Azure Container Instances suits simple containerized scenarios like single containers, batch jobs, or testing. No cluster management is required. Azure Kubernetes Service handles complex applications requiring orchestration, service discovery, advanced networking, and high availability.

ACI is faster to deploy and cheaper for simple workloads. AKS provides production-grade features for microservices architectures. Consider ACI for development and simple deployments. Use AKS for enterprise applications needing sophisticated orchestration, scaling, and reliability across multiple containers.

What are the cost implications of Azure Functions versus virtual machines?

Azure Functions uses consumption-based pricing where you pay per execution time in gigabyte-seconds. This is ideal for unpredictable or bursty workloads. Virtual machines charge based on instance size and running time, better for sustained, consistent workloads.

Functions offer zero infrastructure management and automatic scaling to thousands of executions. VMs require paying for allocated capacity even when underutilized. For variable workloads with occasional execution, Functions are typically cheaper. For consistently running applications, VMs are more economical. Premium Function plans offer a middle ground with reserved capacity.

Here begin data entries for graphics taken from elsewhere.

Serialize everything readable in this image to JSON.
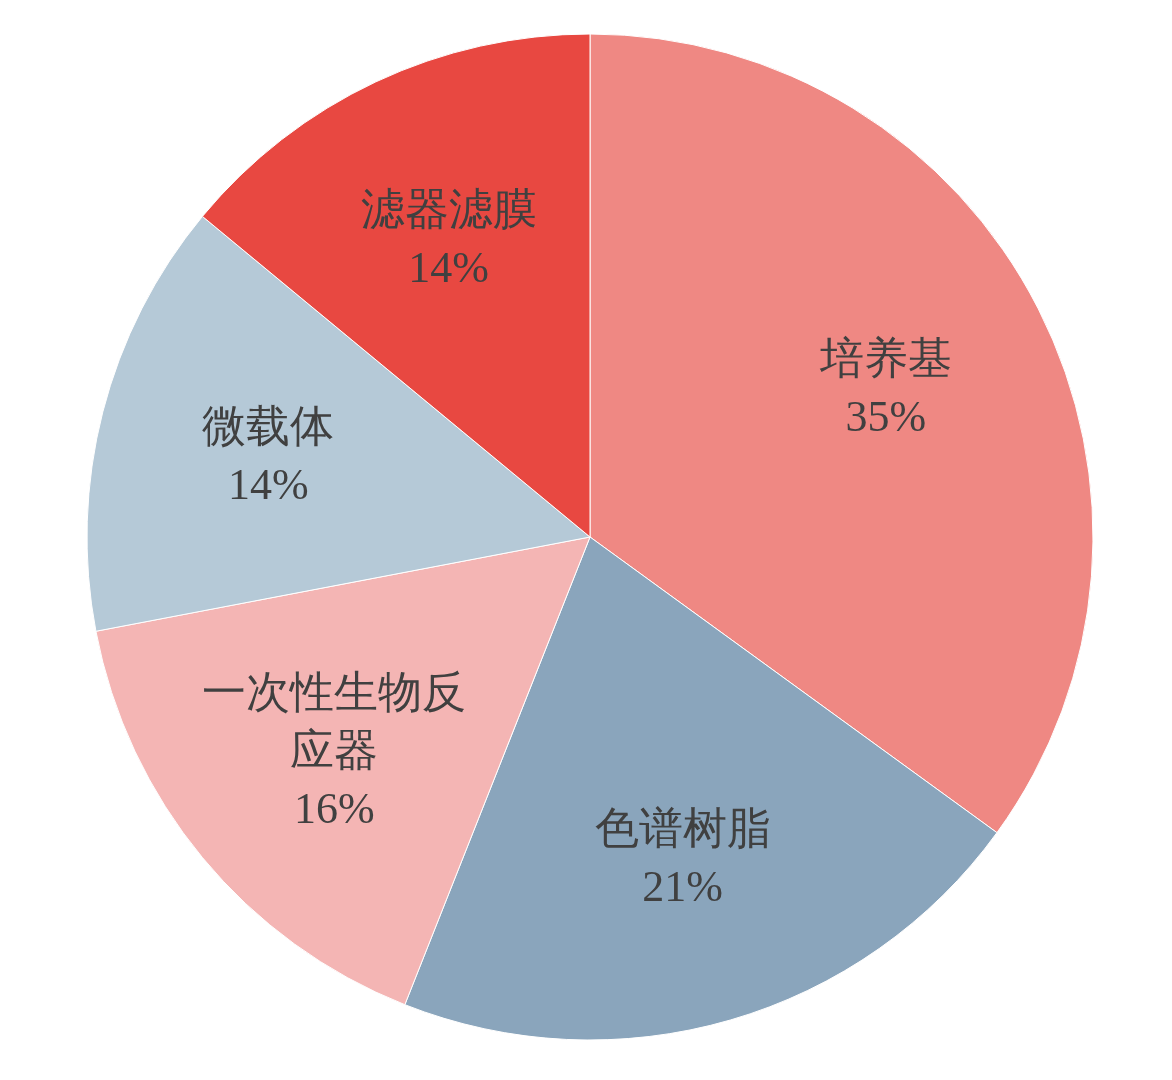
{
  "chart_data": {
    "type": "pie",
    "categories": [
      "培养基",
      "色谱树脂",
      "一次性生物反应器",
      "微载体",
      "滤器滤膜"
    ],
    "values": [
      35,
      21,
      16,
      14,
      14
    ],
    "value_labels": [
      "35%",
      "21%",
      "16%",
      "14%",
      "14%"
    ],
    "colors": [
      "#ef8883",
      "#8aa5bc",
      "#f4b5b4",
      "#b5c9d7",
      "#e84841"
    ]
  }
}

How does Azure Batch differ from running batch jobs on virtual machines?

Azure Batch manages job scheduling, resource allocation, and task distribution across multiple compute nodes automatically. It handles failures and scaling transparently. Running batch jobs directly on VMs requires custom scheduling logic, failure handling, and manual scaling implementation.

Batch optimizes resource utilization through low-priority VMs, autoscaling, and task parallelism. It simplifies large-scale distributed computing by abstracting infrastructure complexity. For simple jobs, VMs might suffice. For large-scale parallel processing, Batch provides essential managed orchestration features reducing development complexity significantly.

Why are flashcards effective for studying Azure Fundamentals Compute services?

Azure compute involves numerous service names, use cases, pricing models, and technical distinctions requiring active recall and spaced repetition. Flashcards leverage evidence-based learning techniques where retrieval practice strengthens memory formation.

Creating cards with service names on one side and use cases on reverse forces deep understanding. The variety of services (VMs, App Service, ACI, AKS, Functions, Batch) benefits from systematic review. Flashcards enable quick validation of knowledge gaps, efficient review sessions, and retention through repeated exposure. This format aligns perfectly with exam preparation strategies for Azure certification.